The following is a list of some of the protocol’s weaknesses:

• MGCP is too complex for smaller applications.

• MGCP will compete with the H.248/Megaco standards that will be endorsed by the IETF and the ITU in early 2000. Thus, carriers that require MGC may elect to use either MGCP or H.248. Therefore, H.248 implementations may ultimately replace earlier MGCP versions.

Clearly the home for MGCP is in the carrier space — deliver- ing thousands of lines of IP telephony.

The Session Initiated Protocol (SIP) provides a means to communicate call-control information from end devices or proxy servers to each other or to gateway devices. This protocol is the result of the MMUSIC working group of the IETF. As such, SIP is similar to many of the existing Internet protocols, including the popular HTTP.
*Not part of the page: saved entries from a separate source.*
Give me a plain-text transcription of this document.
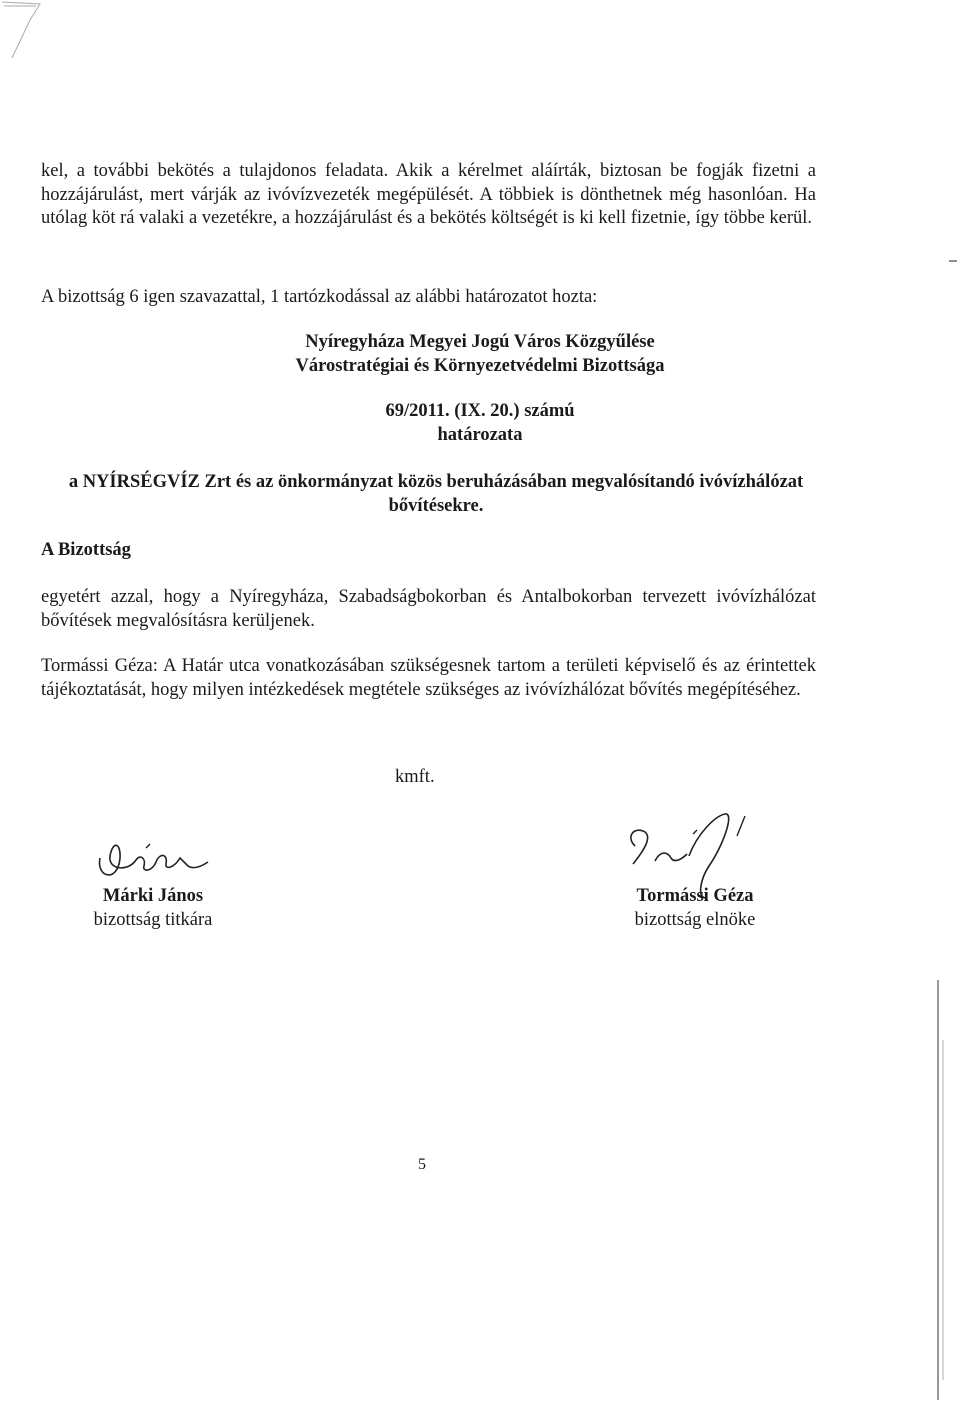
kel, a további bekötés a tulajdonos feladata. Akik a kérelmet aláírták, biztosan be fogják fizetni a hozzájárulást, mert várják az ivóvízvezeték megépülését. A többiek is dönthetnek még hasonlóan. Ha utólag köt rá valaki a vezetékre, a hozzájárulást és a bekötés költségét is ki kell fizetnie, így többe kerül.

A bizottság 6 igen szavazattal, 1 tartózkodással az alábbi határozatot hozta:

Nyíregyháza Megyei Jogú Város Közgyűlése

Várostratégiai és Környezetvédelmi Bizottsága

69/2011. (IX. 20.) számú

határozata

a NYÍRSÉGVÍZ Zrt és az önkormányzat közös beruházásában megvalósítandó ivóvízhálózat bővítésekre.

A Bizottság

egyetért azzal, hogy a Nyíregyháza, Szabadságbokorban és Antalbokorban tervezett ivóvízhálózat bővítések megvalósításra kerüljenek.

Tormássi Géza: A Határ utca vonatkozásában szükségesnek tartom a területi képviselő és az érintettek tájékoztatását, hogy milyen intézkedések megtétele szükséges az ivóvízhálózat bővítés megépítéséhez.

kmft.
Márki János
bizottság titkára
Tormássi Géza
bizottság elnöke
5
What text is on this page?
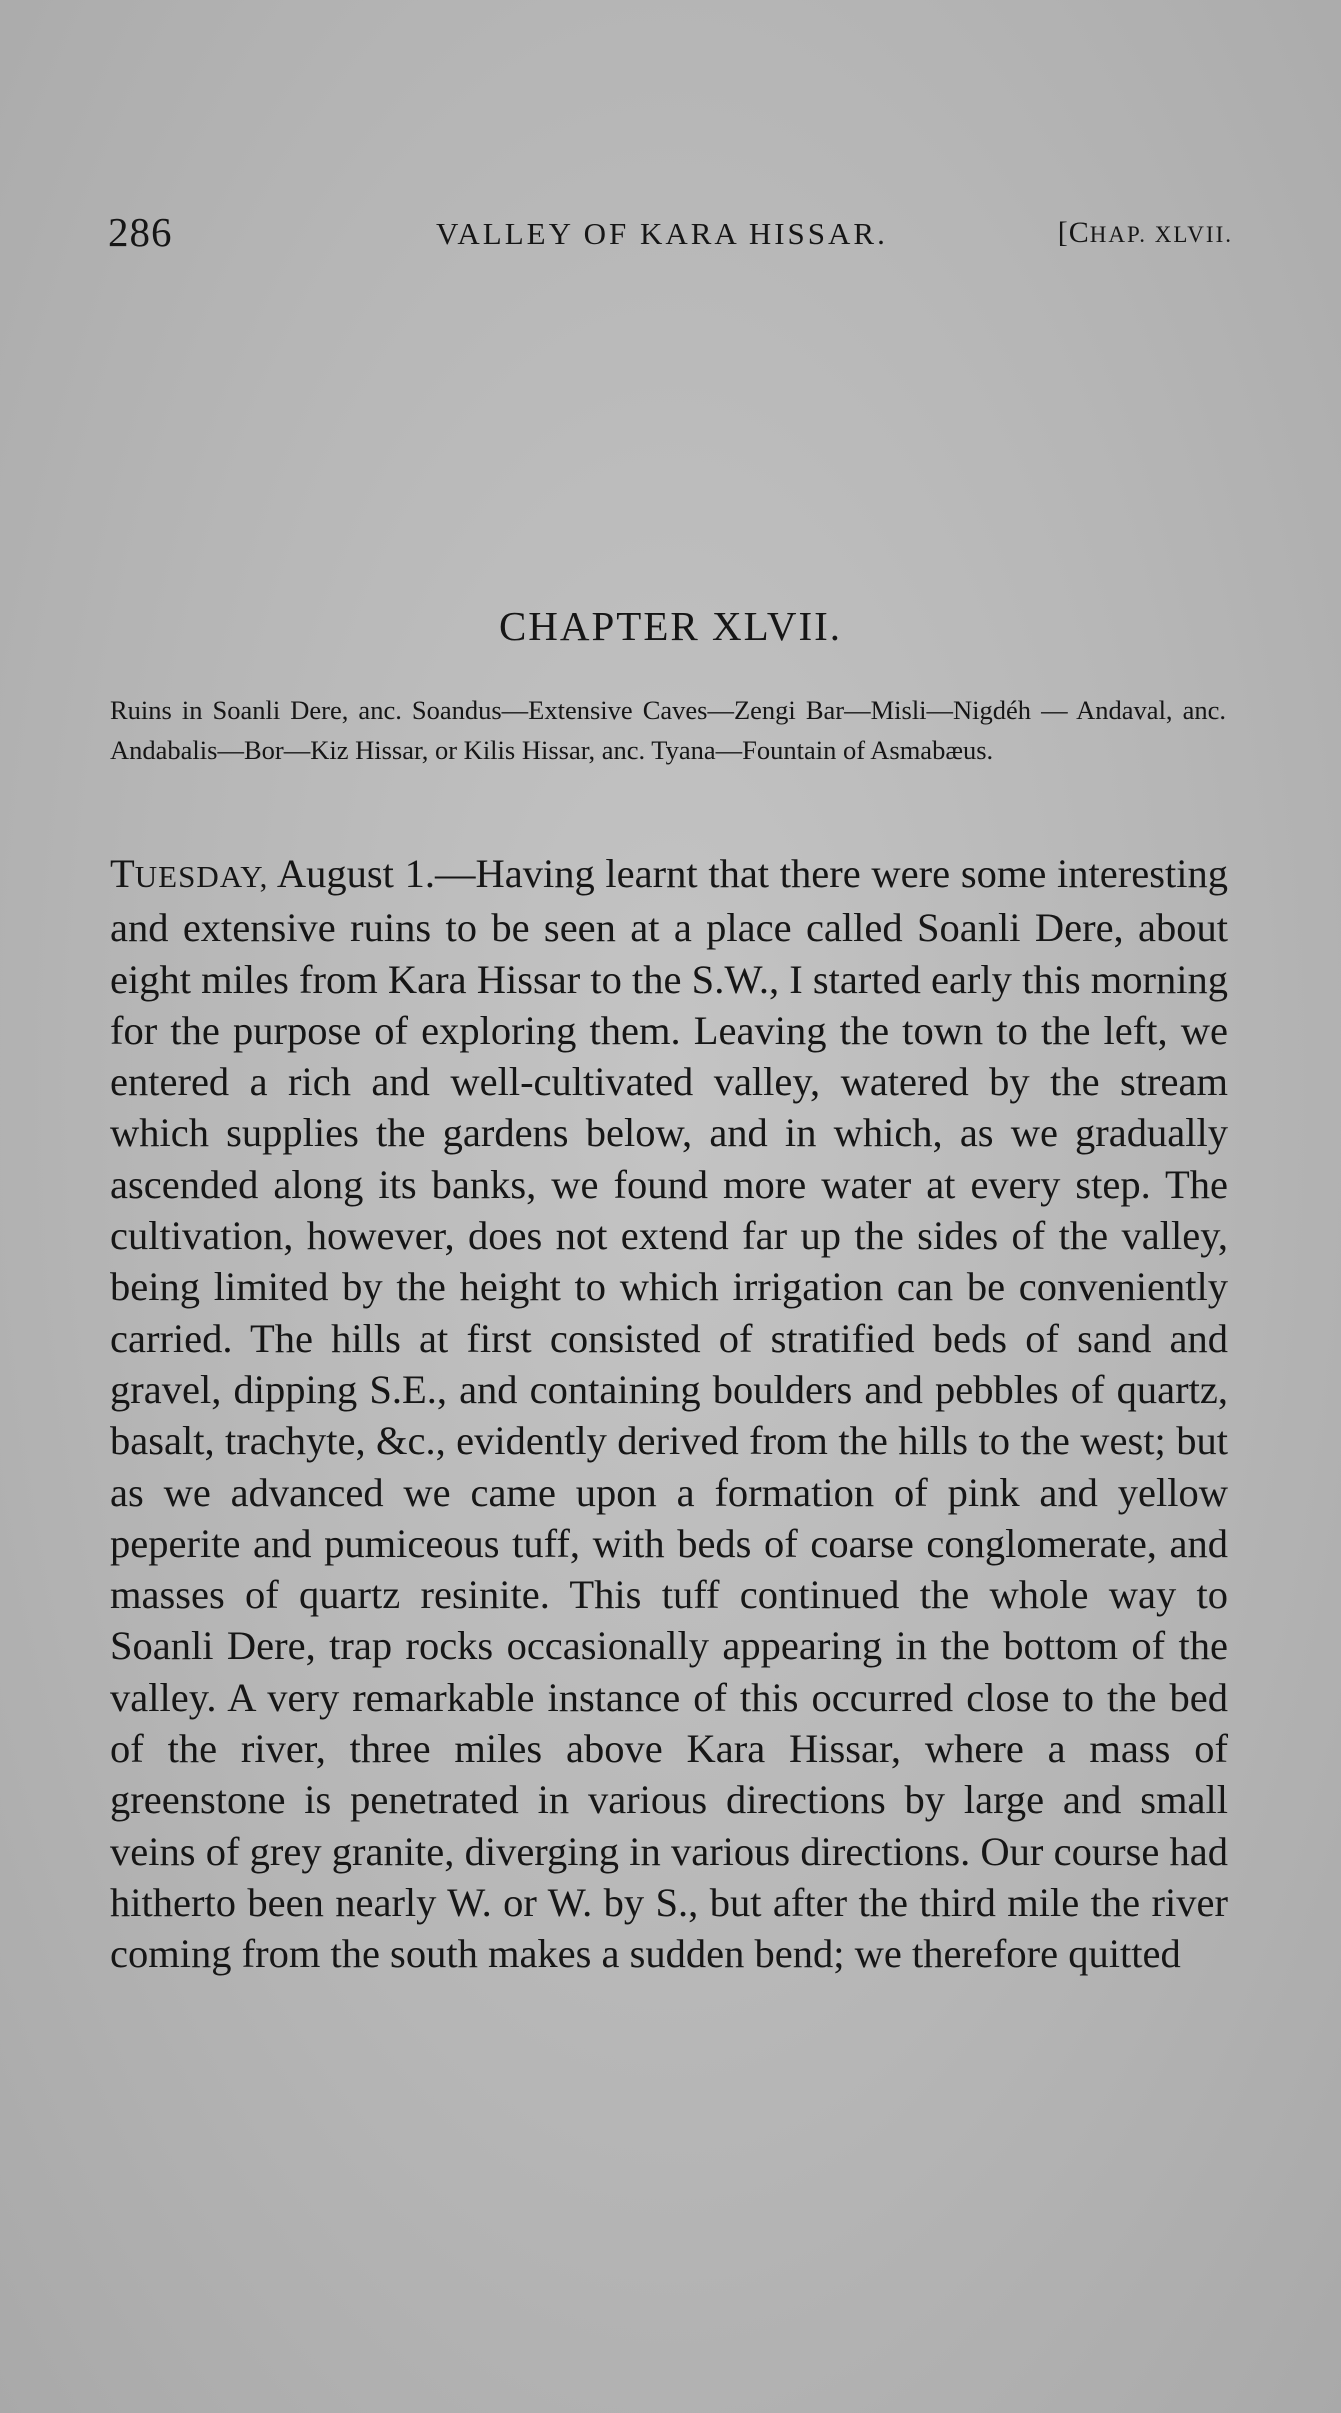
286	VALLEY OF KARA HISSAR.	[CHAP. XLVII.
CHAPTER XLVII.
Ruins in Soanli Dere, anc. Soandus—Extensive Caves—Zengi Bar—Misli—Nigdéh — Andaval, anc. Andabalis—Bor—Kiz Hissar, or Kilis Hissar, anc. Tyana—Fountain of Asmabæus.

TUESDAY, August 1.—Having learnt that there were some interesting and extensive ruins to be seen at a place called Soanli Dere, about eight miles from Kara Hissar to the S.W., I started early this morning for the purpose of exploring them. Leaving the town to the left, we entered a rich and well-cultivated valley, watered by the stream which supplies the gardens below, and in which, as we gradually ascended along its banks, we found more water at every step. The cultivation, however, does not extend far up the sides of the valley, being limited by the height to which irrigation can be conveniently carried. The hills at first consisted of stratified beds of sand and gravel, dipping S.E., and containing boulders and pebbles of quartz, basalt, trachyte, &c., evidently derived from the hills to the west; but as we advanced we came upon a formation of pink and yellow peperite and pumiceous tuff, with beds of coarse conglomerate, and masses of quartz resinite. This tuff continued the whole way to Soanli Dere, trap rocks occasionally appearing in the bottom of the valley. A very remarkable instance of this occurred close to the bed of the river, three miles above Kara Hissar, where a mass of greenstone is penetrated in various directions by large and small veins of grey granite, diverging in various directions. Our course had hitherto been nearly W. or W. by S., but after the third mile the river coming from the south makes a sudden bend; we therefore quitted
SIP is considered a lightweight protocol because it uses simple text commands that are easily created and parsed by end devices. SIP only uses six directives to manage the call-control information. This simplicity is key to the SIP protocol being selected for very low-cost applications.

SIP does not define a media-transport mechanism, which allows it to be used in applications where the media transport might be proprietary, thus providing increased efficiency and possibly reduced cost. SIP also allows the call-control messages to be carried over any datagram protocol, making it useful for environments that are not TCP/IP-based (Novell or other proprietary protocols).

Some SIP strengths are:

• The expandable nature of the protocol allows future capabilities to be easily defined and quickly implemented.

• It is simple and easy to embed into inexpensive end-user devices.

• The protocol was designed to ensure interoperability and enable different devices to communicate.

• Non-telephony developers find the protocol easy to understand.

SIP weaknesses include:

• SIP is very new, so most applications are in the prototype stage.

• The protocol has a narrow scope and thus has limited applications by itself; however, it gains flexibility when used with other protocols.

• SIP is only a small piece of a complete solution. Numerous other software components are required to build a complete IP telephony product.

Low-cost end devices are natural applications for SIP. Devices such as wireless phones, set-top cable boxes, Ethernet phones, and other devices with limited computing and memory resources are suited to this protocol.

Because SIP is a stand-alone call-control protocol, it is currently being looked at as the leading candidate to substitute for the call-control portions of MGCP.